Judgment, Supreme Court, New York County (Budd Goodman, J.), rendered August 13, 1998, convicting defendant, after a jury trial, of criminal possession of a controlled substance in the fifth degree, and sentencing him, as a second felony offender, to a term of 3 to 6 years, unanimously affirmed.
Hope Korenstein, for respondent.
Lawrence T. Hausman, for defendant-appellant.
Before: Sullivan, P.J., Rosenberger, Mazzarelli, Lerner, Buckley, JJ.
Defendant's suppression motion was properly denied. There was ample probable cause to arrest defendant for criminal trespass.
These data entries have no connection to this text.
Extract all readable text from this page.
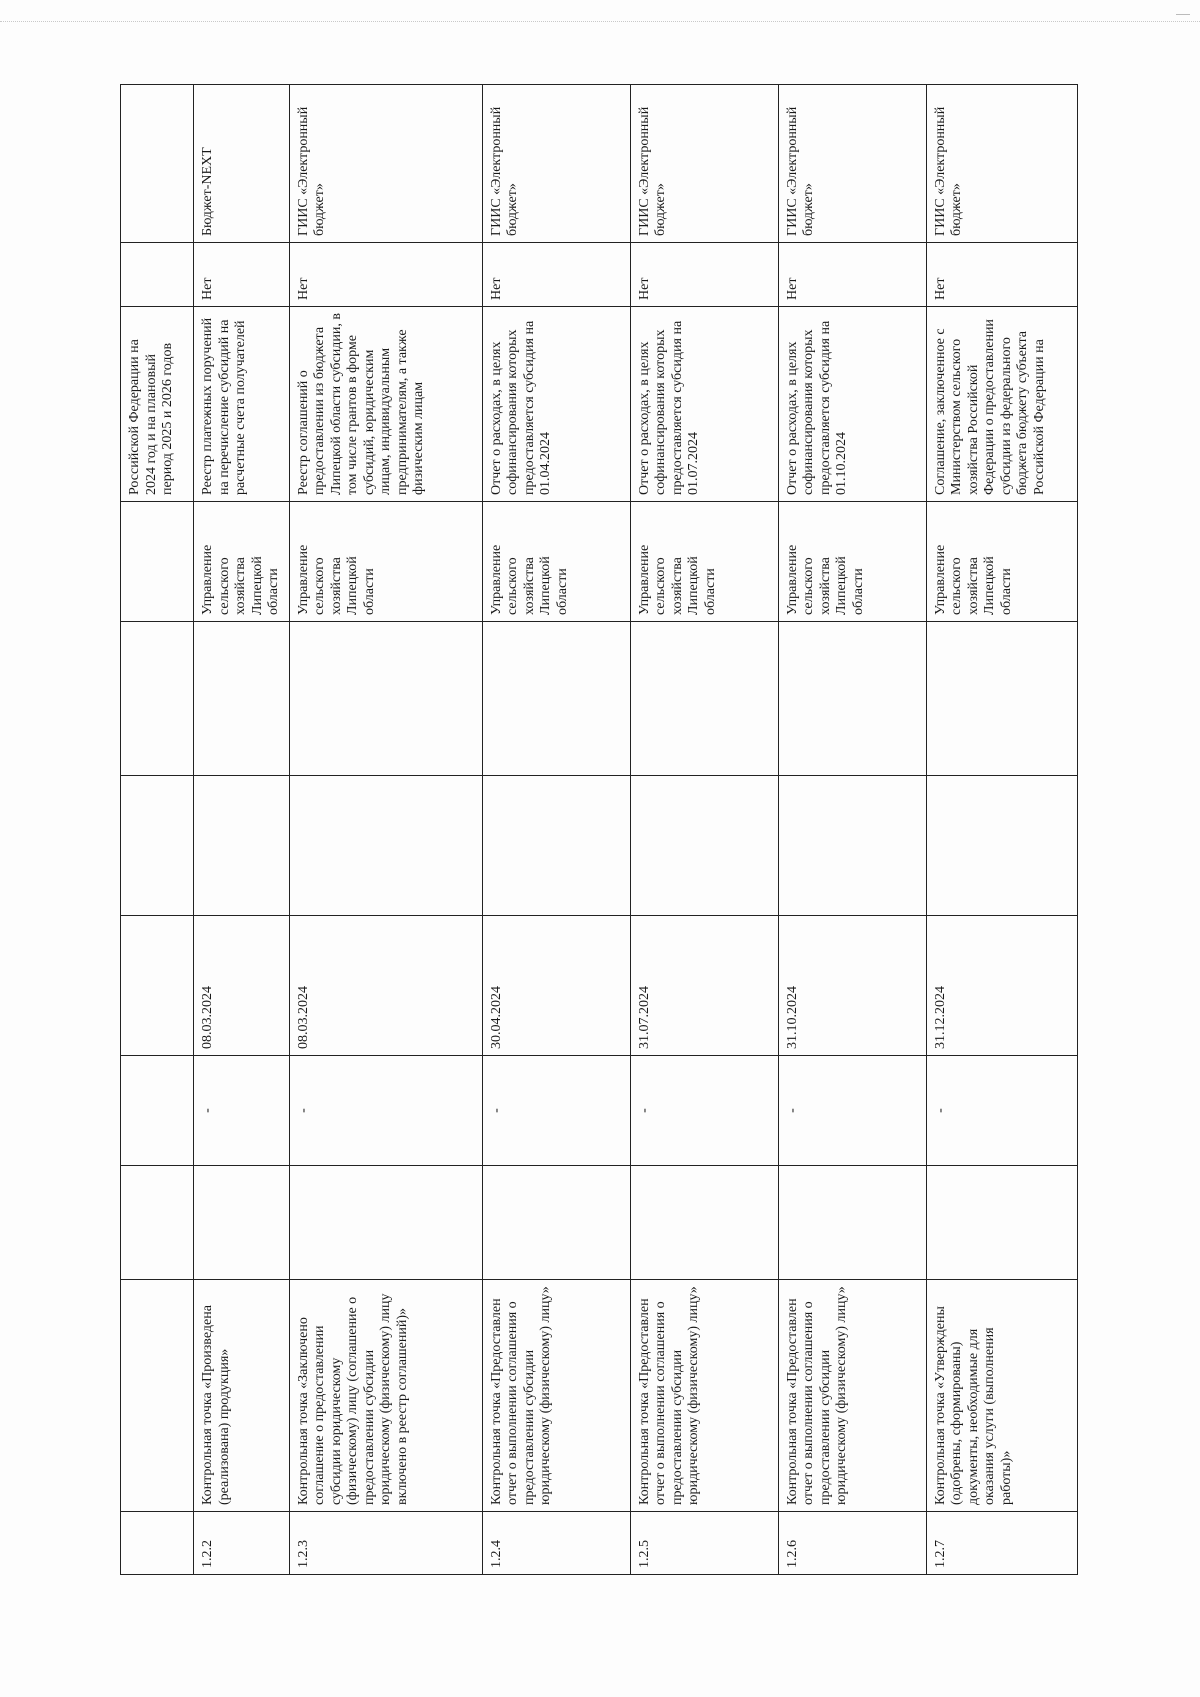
								Российской Федерации на 2024 год и на плановый период 2025 и 2026 годов		
1.2.2	Контрольная точка «Произведена (реализована) продукция»		-	08.03.2024			Управление сельского хозяйства Липецкой области	Реестр платежных поручений на перечисление субсидий на расчетные счета получателей	Нет	Бюджет-NEXT
1.2.3	Контрольная точка «Заключено соглашение о предоставлении субсидии юридическому (физическому) лицу (соглашение о предоставлении субсидии юридическому (физическому) лицу включено в реестр соглашений)»		-	08.03.2024			Управление сельского хозяйства Липецкой области	Реестр соглашений о предоставлении из бюджета Липецкой области субсидии, в том числе грантов в форме субсидий, юридическим лицам, индивидуальным предпринимателям, а также физическим лицам	Нет	ГИИС «Электронный бюджет»
1.2.4	Контрольная точка «Предоставлен отчет о выполнении соглашения о предоставлении субсидии юридическому (физическому) лицу»		-	30.04.2024			Управление сельского хозяйства Липецкой области	Отчет о расходах, в целях софинансирования которых предоставляется субсидия на 01.04.2024	Нет	ГИИС «Электронный бюджет»
1.2.5	Контрольная точка «Предоставлен отчет о выполнении соглашения о предоставлении субсидии юридическому (физическому) лицу»		-	31.07.2024			Управление сельского хозяйства Липецкой области	Отчет о расходах, в целях софинансирования которых предоставляется субсидия на 01.07.2024	Нет	ГИИС «Электронный бюджет»
1.2.6	Контрольная точка «Предоставлен отчет о выполнении соглашения о предоставлении субсидии юридическому (физическому) лицу»		-	31.10.2024			Управление сельского хозяйства Липецкой области	Отчет о расходах, в целях софинансирования которых предоставляется субсидия на 01.10.2024	Нет	ГИИС «Электронный бюджет»
1.2.7	Контрольная точка «Утверждены (одобрены, сформированы) документы, необходимые для оказания услуги (выполнения работы)»		-	31.12.2024			Управление сельского хозяйства Липецкой области	Соглашение, заключенное с Министерством сельского хозяйства Российской Федерации о предоставлении субсидии из федерального бюджета бюджету субъекта Российской Федерации на	Нет	ГИИС «Электронный бюджет»
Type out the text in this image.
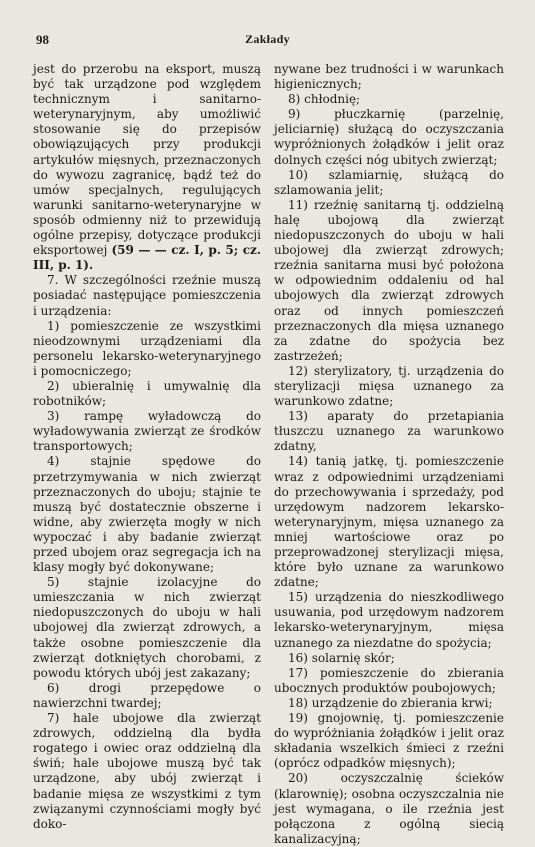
98	Zakłady

jest do przerobu na eksport, muszą być tak urządzone pod względem technicznym i sanitarno-weterynaryjnym, aby umożliwić stosowanie się do przepisów obowiązujących przy produkcji artykułów mięsnych, przeznaczonych do wywozu zagranicę, bądź też do umów specjalnych, regulujących warunki sanitarno-weterynaryjne w sposób odmienny niż to przewidują ogólne przepisy, dotyczące produkcji eksportowej (59 — — cz. I, p. 5; cz. III, p. 1).

7. W szczególności rzeźnie muszą posiadać następujące pomieszczenia i urządzenia:

1) pomieszczenie ze wszystkimi nieodzownymi urządzeniami dla personelu lekarsko-weterynaryjnego i pomocniczego;

2) ubieralnię i umywalnię dla robotników;

3) rampę wyładowczą do wyładowywania zwierząt ze środków transportowych;

4) stajnie spędowe do przetrzymywania w nich zwierząt przeznaczonych do uboju; stajnie te muszą być dostatecznie obszerne i widne, aby zwierzęta mogły w nich wypoczać i aby badanie zwierząt przed ubojem oraz segregacja ich na klasy mogły być dokonywane;

5) stajnie izolacyjne do umieszczania w nich zwierząt niedopuszczonych do uboju w hali ubojowej dla zwierząt zdrowych, a także osobne pomieszczenie dla zwierząt dotkniętych chorobami, z powodu których ubój jest zakazany;

6) drogi przepędowe o nawierzchni twardej;

7) hale ubojowe dla zwierząt zdrowych, oddzielną dla bydła rogatego i owiec oraz oddzielną dla świń; hale ubojowe muszą być tak urządzone, aby ubój zwierząt i badanie mięsa ze wszystkimi z tym związanymi czynnościami mogły być doko-

nywane bez trudności i w warunkach higienicznych;

8) chłodnię;

9) płuczkarnię (parzelnię, jeliciarnię) służącą do oczyszczania wypróżnionych żołądków i jelit oraz dolnych części nóg ubitych zwierząt;

10) szlamiarnię, służącą do szlamowania jelit;

11) rzeźnię sanitarną tj. oddzielną halę ubojową dla zwierząt niedopuszczonych do uboju w hali ubojowej dla zwierząt zdrowych; rzeźnia sanitarna musi być położona w odpowiednim oddaleniu od hal ubojowych dla zwierząt zdrowych oraz od innych pomieszczeń przeznaczonych dla mięsa uznanego za zdatne do spożycia bez zastrzeżeń;

12) sterylizatory, tj. urządzenia do sterylizacji mięsa uznanego za warunkowo zdatne;

13) aparaty do przetapiania tłuszczu uznanego za warunkowo zdatny,

14) tanią jatkę, tj. pomieszczenie wraz z odpowiednimi urządzeniami do przechowywania i sprzedaży, pod urzędowym nadzorem lekarsko-weterynaryjnym, mięsa uznanego za mniej wartościowe oraz po przeprowadzonej sterylizacji mięsa, które było uznane za warunkowo zdatne;

15) urządzenia do nieszkodliwego usuwania, pod urzędowym nadzorem lekarsko-weterynaryjnym, mięsa uznanego za niezdatne do spożycia;

16) solarnię skór;

17) pomieszczenie do zbierania ubocznych produktów poubojowych;

18) urządzenie do zbierania krwi;

19) gnojownię, tj. pomieszczenie do wypróżniania żołądków i jelit oraz składania wszelkich śmieci z rzeźni (oprócz odpadków mięsnych);

20) oczyszczalnię ścieków (klarownię); osobna oczyszczalnia nie jest wymagana, o ile rzeźnia jest połączona z ogólną siecią kanalizacyjną;
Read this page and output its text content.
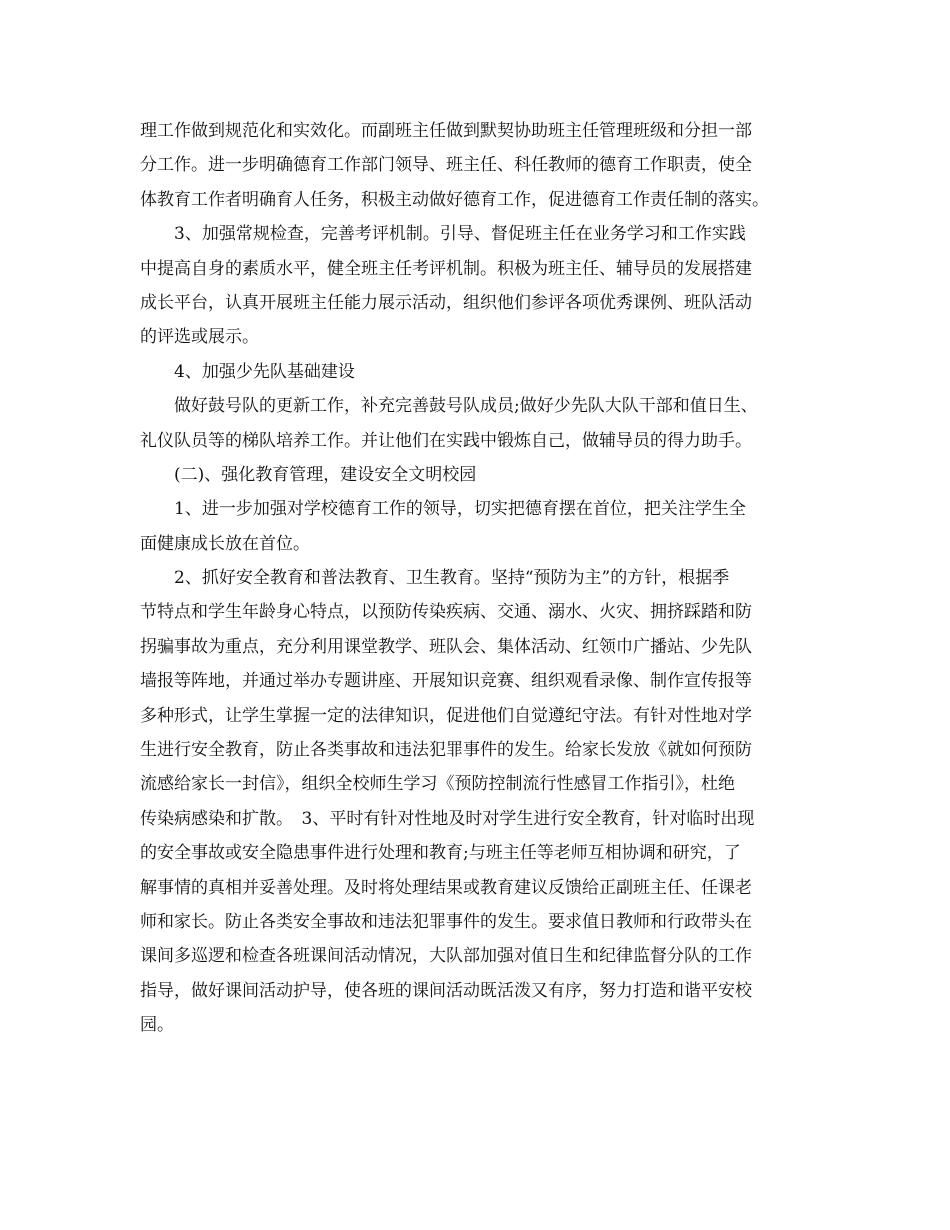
理工作做到规范化和实效化。而副班主任做到默契协助班主任管理班级和分担一部
分工作。进一步明确德育工作部门领导、班主任、科任教师的德育工作职责，使全
体教育工作者明确育人任务，积极主动做好德育工作，促进德育工作责任制的落实。
　　3、加强常规检查，完善考评机制。引导、督促班主任在业务学习和工作实践
中提高自身的素质水平，健全班主任考评机制。积极为班主任、辅导员的发展搭建
成长平台，认真开展班主任能力展示活动，组织他们参评各项优秀课例、班队活动
的评选或展示。
　　4、加强少先队基础建设
　　做好鼓号队的更新工作，补充完善鼓号队成员;做好少先队大队干部和值日生、
礼仪队员等的梯队培养工作。并让他们在实践中锻炼自己，做辅导员的得力助手。
　　(二)、强化教育管理，建设安全文明校园
　　1、进一步加强对学校德育工作的领导，切实把德育摆在首位，把关注学生全
面健康成长放在首位。
　　2、抓好安全教育和普法教育、卫生教育。坚持“预防为主”的方针，根据季
节特点和学生年龄身心特点，以预防传染疾病、交通、溺水、火灾、拥挤踩踏和防
拐骗事故为重点，充分利用课堂教学、班队会、集体活动、红领巾广播站、少先队
墙报等阵地，并通过举办专题讲座、开展知识竞赛、组织观看录像、制作宣传报等
多种形式，让学生掌握一定的法律知识，促进他们自觉遵纪守法。有针对性地对学
生进行安全教育，防止各类事故和违法犯罪事件的发生。给家长发放《就如何预防
流感给家长一封信》，组织全校师生学习《预防控制流行性感冒工作指引》，杜绝
传染病感染和扩散。　3、平时有针对性地及时对学生进行安全教育，针对临时出现
的安全事故或安全隐患事件进行处理和教育;与班主任等老师互相协调和研究，了
解事情的真相并妥善处理。及时将处理结果或教育建议反馈给正副班主任、任课老
师和家长。防止各类安全事故和违法犯罪事件的发生。要求值日教师和行政带头在
课间多巡逻和检查各班课间活动情况，大队部加强对值日生和纪律监督分队的工作
指导，做好课间活动护导，使各班的课间活动既活泼又有序，努力打造和谐平安校
园。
The officer, who knew that the subject apartment had recently been sealed by narcotics officers, responded to a radio call that drugs were being sold out of it. After observing that the apartment door lock was broken, that the door, which lacked a doorknob, could not be secured, and that an extension cord was running to a hallway socket, the officer properly arrested defendant when he emerged from the apartment (see, People v. Mercado, 265 A.D.2d 177, lv denied 94 N.Y.2d 826). Probable cause did not require proof beyond a reasonable doubt of all the elements of criminal trespass (People v. Tinort, 272 A.D.2d 206, lv denied 95 N.Y.2d 872). Under the circumstances, defendant's acquittal of the trespass charge does not undermine the court's finding of probable cause.
THIS CONSTITUTES THE DECISION AND ORDER OF SUPREME COURT, APPELLATE DIVISION, FIRST DEPARTMENT.